On demanda les pièces d’identité des deux délinquants. On s’étonna de les voir, à leur âge, se faire prendre en flagrant délit d’attentat à la pudeur sur la voie publique. Comme Sandra était de nationalité américaine et simple touriste, on se proposa de la raccompagner jusqu’à l’hôtel où elle affirmait être descendue. Quant à David, on l’embarqua dans l’autre voiture et on le boucla pour la nuit dans le commissariat le plus proche ; on verrait bien après.
On lui désigna un banc où il pourrait s’allonger, isolé dans une minuscule pièce délabrée. On n’alla pas jusqu’à lui dire que, de toute façon, les bancs semblaient lui convenir particulièrement.

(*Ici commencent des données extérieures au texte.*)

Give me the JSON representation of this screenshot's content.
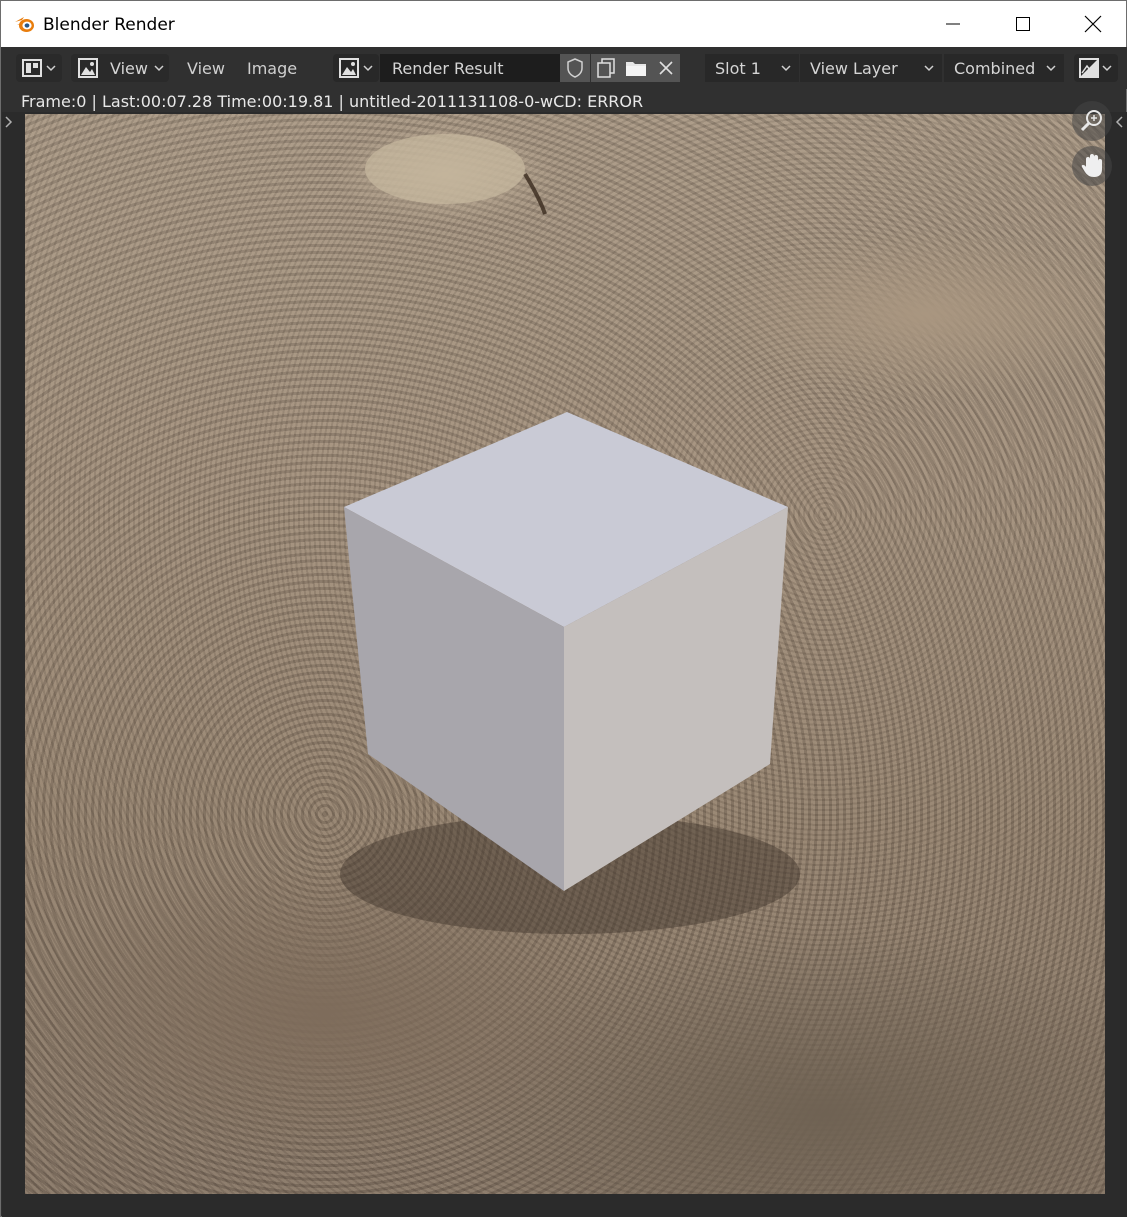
{
  "window": {
    "title": "Blender Render",
    "controls": {
      "minimize": "minimize",
      "maximize": "maximize",
      "close": "close"
    }
  },
  "header": {
    "editor_type_icon": "image-editor-icon",
    "mode": {
      "label": "View",
      "icon": "image-icon"
    },
    "menus": [
      "View",
      "Image"
    ],
    "image_browse_icon": "image-browse-icon",
    "image_name": "Render Result",
    "icons": [
      "fake-user-shield-icon",
      "new-image-icon",
      "open-image-icon",
      "unlink-x-icon"
    ],
    "slot": "Slot 1",
    "view_layer": "View Layer",
    "pass": "Combined",
    "display_channels_icon": "display-channels-icon"
  },
  "status": {
    "text": "Frame:0 | Last:00:07.28 Time:00:19.81 | untitled-2011131108-0-wCD: ERROR"
  },
  "viewport": {
    "zoom_icon": "zoom-icon",
    "pan_icon": "hand-pan-icon"
  }
}
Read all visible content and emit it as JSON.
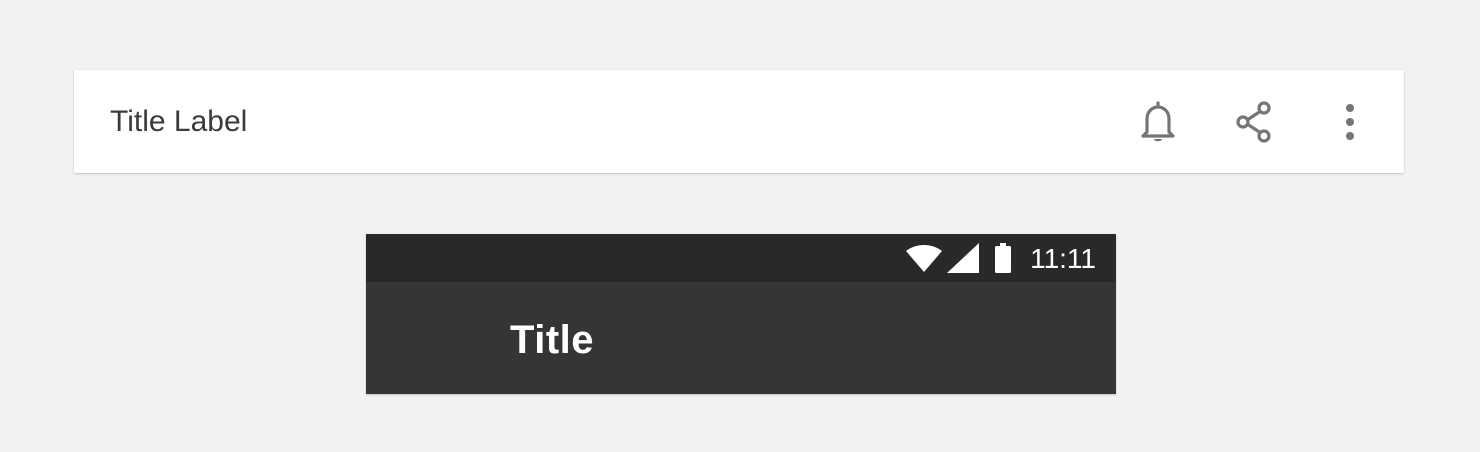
{
  "toolbar": {
    "title": "Title Label",
    "actions": [
      {
        "icon": "bell-icon",
        "label": "Notifications"
      },
      {
        "icon": "share-icon",
        "label": "Share"
      },
      {
        "icon": "more-vert-icon",
        "label": "More options"
      }
    ],
    "icon_color": "#757575",
    "background": "#ffffff"
  },
  "phone": {
    "status_bar": {
      "time": "11:11",
      "icons": [
        "wifi-icon",
        "cellular-signal-icon",
        "battery-icon"
      ],
      "background": "#292929"
    },
    "app_bar": {
      "title": "Title",
      "background": "#353535"
    }
  },
  "page_background": "#f2f2f2"
}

Que lui restait-il à faire ? Tenter de trouver le sommeil, évidemment. Mais comment basculer jusque-là alors qu’il avait encore dans les doigts la brûlure du ventre de Sylvie, dans les narines son odeur de jouisseuse excitée, dans le tympan ses râles et son dernier hurlement, et surtout dans le regard des visions éparses et si obsédantes de cuisses écartées, de poils humides, de gouffres nocturnes, de cul quémandeur, de bouche ouverte assoiffée. Il n’eut même pas à se concentrer sur certains détails, il se laissa simplement aller et se fît foudroyer par une série de spasmes d’une sourde violence. Même englué au plus profond d’une femme désirée, il avait rarement ressenti une telle jouissance.
Étrange hommage à la femme d’une seule nuit, si bien offerte et mieux arrachée encore. Il en était arrivé à tromper Sylvie avec l’image de Sylvie. Preuve sans appel qu’elle était bien un de ses fantasmes, qu’elle était destinée à demeurer un fantasme.